Let’s talk to Federal Health Minister Greg Hunt. Greg, thanks for joining us today.
What was it that you decide to put this beam here in Adelaide?
Well South Australia was the most advanced of the proposals. SAHMRI had done a tremendous job, so the South Australian Health and Medical Research Institute.
It’s something that both myself and the Prime Minister had talked about as just a deeply desirable piece of advanced cancer treatment equipment for Australia.
It hasn’t been in Australia, it is overseas. And this can help save and protect lives. South Australia, through SAHMRI put forward a good case.
I know that Simon Birmingham and Nicole Flint argued intensely for it, Nick Xenophon, to his credit, did as well, and then SAHMRI on behalf of the South Australian people.
So all of those elements went into it, but frankly, the answer is very simple, the South Australian SAHMRI proposal was the most advanced in the country.
Now the State Government, as I understand it, are going to put in $44 million as well. So this means it’s fully funded and when can it start?
So it should be up and ready by 2020. Now, we’d prefer it to be earlier but that’s just the time it’s going to take to build a facility and then to get in place this world leading equipment.
It’s something early on in my time as the Innovation and Science Minister I saw and I thought this is odd that Australia does not have one of the global breakthrough technologies for cancer treatment, particularly for childhood brain cancers.
And it won’t solve everything but it’s a very important part of both the research and the treatment for many previously incurable or untreatable cancers.

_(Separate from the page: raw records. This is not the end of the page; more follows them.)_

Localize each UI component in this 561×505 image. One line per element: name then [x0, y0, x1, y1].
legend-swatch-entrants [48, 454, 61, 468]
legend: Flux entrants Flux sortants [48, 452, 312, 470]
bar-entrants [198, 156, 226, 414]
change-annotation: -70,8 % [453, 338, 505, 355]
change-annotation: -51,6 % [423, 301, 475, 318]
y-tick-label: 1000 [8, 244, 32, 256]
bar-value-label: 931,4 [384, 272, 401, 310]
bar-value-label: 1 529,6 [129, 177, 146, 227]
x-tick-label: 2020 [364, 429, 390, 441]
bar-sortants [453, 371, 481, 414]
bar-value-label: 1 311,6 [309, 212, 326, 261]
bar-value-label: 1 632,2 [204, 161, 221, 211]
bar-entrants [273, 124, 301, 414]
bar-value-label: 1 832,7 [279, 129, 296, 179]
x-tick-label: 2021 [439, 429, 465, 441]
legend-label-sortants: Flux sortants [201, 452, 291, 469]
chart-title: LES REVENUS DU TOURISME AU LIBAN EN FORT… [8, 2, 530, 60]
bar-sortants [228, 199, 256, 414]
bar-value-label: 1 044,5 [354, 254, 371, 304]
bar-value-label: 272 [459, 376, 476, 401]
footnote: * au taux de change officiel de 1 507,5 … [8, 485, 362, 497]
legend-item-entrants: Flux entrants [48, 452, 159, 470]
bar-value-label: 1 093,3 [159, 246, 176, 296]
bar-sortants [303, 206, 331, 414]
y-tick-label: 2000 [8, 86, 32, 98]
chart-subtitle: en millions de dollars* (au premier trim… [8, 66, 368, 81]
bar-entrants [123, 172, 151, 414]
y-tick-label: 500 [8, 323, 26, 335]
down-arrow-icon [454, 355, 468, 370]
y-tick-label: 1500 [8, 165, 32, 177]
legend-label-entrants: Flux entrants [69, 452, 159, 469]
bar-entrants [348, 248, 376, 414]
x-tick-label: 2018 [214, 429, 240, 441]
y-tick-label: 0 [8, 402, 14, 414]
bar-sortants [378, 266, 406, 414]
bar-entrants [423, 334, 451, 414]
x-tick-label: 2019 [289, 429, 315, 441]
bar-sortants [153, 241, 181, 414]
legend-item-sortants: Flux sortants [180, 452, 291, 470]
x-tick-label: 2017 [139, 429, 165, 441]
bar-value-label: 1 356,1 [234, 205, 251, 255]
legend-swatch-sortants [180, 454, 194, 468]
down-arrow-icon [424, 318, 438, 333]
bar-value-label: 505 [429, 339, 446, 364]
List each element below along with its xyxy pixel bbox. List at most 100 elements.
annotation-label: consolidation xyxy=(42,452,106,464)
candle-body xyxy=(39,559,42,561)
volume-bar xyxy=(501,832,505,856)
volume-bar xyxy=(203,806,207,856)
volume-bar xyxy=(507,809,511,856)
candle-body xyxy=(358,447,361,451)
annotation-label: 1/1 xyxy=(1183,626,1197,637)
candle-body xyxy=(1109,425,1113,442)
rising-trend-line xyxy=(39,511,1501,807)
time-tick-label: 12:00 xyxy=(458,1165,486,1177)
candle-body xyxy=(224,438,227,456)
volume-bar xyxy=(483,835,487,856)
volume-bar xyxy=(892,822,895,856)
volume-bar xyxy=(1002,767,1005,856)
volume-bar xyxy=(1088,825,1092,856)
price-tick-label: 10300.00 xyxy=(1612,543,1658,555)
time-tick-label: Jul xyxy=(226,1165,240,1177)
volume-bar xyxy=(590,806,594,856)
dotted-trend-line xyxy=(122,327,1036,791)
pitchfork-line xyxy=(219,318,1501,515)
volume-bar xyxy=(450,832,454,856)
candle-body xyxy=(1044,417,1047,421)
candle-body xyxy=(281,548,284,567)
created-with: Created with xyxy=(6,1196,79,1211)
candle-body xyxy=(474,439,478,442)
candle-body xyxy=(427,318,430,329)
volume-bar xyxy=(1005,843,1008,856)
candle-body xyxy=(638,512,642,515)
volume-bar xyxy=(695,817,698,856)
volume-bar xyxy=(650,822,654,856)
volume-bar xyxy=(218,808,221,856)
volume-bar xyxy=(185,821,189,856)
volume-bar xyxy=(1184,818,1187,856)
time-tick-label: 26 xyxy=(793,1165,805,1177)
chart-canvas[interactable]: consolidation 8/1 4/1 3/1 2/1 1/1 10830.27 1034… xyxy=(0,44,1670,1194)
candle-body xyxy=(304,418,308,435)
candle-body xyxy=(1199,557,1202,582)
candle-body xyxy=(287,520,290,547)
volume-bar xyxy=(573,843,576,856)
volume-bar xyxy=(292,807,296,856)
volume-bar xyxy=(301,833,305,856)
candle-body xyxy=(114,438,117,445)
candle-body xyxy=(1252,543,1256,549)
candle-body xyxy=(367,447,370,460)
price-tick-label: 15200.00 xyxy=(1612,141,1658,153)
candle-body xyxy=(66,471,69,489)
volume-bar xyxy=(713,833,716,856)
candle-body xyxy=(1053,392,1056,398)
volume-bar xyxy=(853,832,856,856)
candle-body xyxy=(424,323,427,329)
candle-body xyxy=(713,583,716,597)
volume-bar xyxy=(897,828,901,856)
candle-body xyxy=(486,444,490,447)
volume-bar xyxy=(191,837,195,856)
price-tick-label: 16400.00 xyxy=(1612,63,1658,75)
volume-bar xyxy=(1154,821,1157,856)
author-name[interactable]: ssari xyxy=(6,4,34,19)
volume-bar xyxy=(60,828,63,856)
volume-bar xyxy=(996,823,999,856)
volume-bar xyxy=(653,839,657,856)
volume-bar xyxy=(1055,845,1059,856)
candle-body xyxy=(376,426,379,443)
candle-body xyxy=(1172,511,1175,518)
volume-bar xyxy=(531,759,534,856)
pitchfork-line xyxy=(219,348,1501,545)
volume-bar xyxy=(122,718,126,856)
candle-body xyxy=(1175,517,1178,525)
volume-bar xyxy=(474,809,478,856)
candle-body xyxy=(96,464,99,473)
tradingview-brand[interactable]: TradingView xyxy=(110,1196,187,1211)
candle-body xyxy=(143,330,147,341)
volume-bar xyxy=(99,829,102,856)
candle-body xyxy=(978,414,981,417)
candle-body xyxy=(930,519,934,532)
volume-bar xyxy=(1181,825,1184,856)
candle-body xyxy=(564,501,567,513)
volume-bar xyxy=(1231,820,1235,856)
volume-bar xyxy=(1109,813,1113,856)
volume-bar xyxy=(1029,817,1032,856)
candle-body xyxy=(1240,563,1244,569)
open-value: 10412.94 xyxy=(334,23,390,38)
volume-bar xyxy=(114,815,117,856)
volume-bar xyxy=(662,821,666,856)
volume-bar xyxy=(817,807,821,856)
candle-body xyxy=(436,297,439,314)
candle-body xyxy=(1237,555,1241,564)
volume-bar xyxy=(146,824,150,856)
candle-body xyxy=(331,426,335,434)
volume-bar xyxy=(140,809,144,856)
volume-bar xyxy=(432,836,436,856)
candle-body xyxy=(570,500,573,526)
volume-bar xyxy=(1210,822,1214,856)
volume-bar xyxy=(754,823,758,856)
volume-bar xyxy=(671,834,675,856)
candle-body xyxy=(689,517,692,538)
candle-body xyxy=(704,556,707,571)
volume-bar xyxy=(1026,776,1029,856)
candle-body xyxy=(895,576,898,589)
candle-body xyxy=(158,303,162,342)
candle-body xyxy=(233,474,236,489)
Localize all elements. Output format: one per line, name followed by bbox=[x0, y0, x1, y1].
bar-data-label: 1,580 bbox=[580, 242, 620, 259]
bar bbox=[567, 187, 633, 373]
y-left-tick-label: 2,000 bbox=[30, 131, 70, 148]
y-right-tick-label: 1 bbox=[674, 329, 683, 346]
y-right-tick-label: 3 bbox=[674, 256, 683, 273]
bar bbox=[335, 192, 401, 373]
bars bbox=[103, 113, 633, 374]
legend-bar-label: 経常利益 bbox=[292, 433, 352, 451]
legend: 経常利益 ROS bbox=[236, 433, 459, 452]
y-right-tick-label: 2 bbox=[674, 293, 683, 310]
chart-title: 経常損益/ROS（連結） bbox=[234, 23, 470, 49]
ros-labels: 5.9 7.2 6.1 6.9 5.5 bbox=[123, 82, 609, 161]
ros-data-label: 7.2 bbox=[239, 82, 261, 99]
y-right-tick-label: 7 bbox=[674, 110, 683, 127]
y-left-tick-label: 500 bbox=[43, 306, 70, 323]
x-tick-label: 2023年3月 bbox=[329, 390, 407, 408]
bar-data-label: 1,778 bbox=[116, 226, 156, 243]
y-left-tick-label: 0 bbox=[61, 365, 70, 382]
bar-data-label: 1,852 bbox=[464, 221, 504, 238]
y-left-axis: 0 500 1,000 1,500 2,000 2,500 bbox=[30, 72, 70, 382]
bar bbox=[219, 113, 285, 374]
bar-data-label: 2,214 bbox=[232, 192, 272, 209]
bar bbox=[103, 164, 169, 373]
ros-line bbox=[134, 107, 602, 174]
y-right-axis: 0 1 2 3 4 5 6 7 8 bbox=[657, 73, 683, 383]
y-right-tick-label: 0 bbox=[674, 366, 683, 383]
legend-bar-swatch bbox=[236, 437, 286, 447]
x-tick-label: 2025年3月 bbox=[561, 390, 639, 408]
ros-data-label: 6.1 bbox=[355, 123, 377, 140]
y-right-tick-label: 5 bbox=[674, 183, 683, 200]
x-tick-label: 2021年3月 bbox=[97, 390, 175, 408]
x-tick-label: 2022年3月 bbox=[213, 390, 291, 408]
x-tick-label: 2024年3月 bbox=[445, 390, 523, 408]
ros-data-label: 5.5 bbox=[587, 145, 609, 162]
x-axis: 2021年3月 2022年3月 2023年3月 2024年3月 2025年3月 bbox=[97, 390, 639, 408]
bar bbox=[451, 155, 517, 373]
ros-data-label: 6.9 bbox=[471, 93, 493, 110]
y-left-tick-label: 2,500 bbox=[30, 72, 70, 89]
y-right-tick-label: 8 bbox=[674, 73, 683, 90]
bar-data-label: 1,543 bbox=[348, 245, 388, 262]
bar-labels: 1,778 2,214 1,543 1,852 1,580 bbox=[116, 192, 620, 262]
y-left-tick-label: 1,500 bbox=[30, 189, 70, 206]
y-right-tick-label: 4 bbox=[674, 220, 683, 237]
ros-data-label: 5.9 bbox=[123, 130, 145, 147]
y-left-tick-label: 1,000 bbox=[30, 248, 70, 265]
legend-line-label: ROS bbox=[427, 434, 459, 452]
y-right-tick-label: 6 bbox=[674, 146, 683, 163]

And then you have the strong case from the SA Health and Medical Research Institute and support from people such as Simon Birmingham and Nicole Flint and Senator Xenophon, put all of that together and the case is very strong.
Alright, now this is going to bring in as I understand it the degree of what’s often called medical tourism. You might want to expand on that?
Sure. Some use that term. I prefer to talk about international oncology treatment for the simple reason that nobody does tourism for cancer reasons. They go to where they can get their treatment.
And you have roughly 10,000 people who come to Australia a year for different types of therapy. It could be coronary, it could pulmonary which is lungs, it could be oncology which is cancer and 15,000 Australians who go overseas.
Fewer people will need to go overseas and more will come to Australia. So this is about treating Australians.
It’s also about treating people internationally. What I regard as the first of these centres which is both research and treatment and the more research the more ability we’ll have to save young people, these beautiful kids.
I met only yesterday with the father of a young girl with a very very difficult brain cancer and it just reminds you why these things matter more than anything else.
If you say where is investing Commonwealth money more justifiable than anywhere else, helping kids with what might otherwise be a terrible disease.
That’s a great story for SA. While I’ve got you there, we’ve got the Budget in a couple of days time, actually tomorrow night, are we expecting any major announcements in health or do we all know exactly what’s going to happen for the next 12 months?
No, it’s going to be a strong health budget. I can say that confidently. And we’ve been working with the medical profession to lay the foundations for investment in the future.
And so we’ve been working with the AMA and the College of GPs, the Pharmacy Guild and Medicines Australia and the Generic Medicines Association, and all of those have been extremely cooperative.
I think we’ll have the basis with each of them or the first truly long term national health plan that will come out of the Budget.
And in the end that’s about patients, access to medicines, cheaper medicines, access to doctors and affordable care from doctors.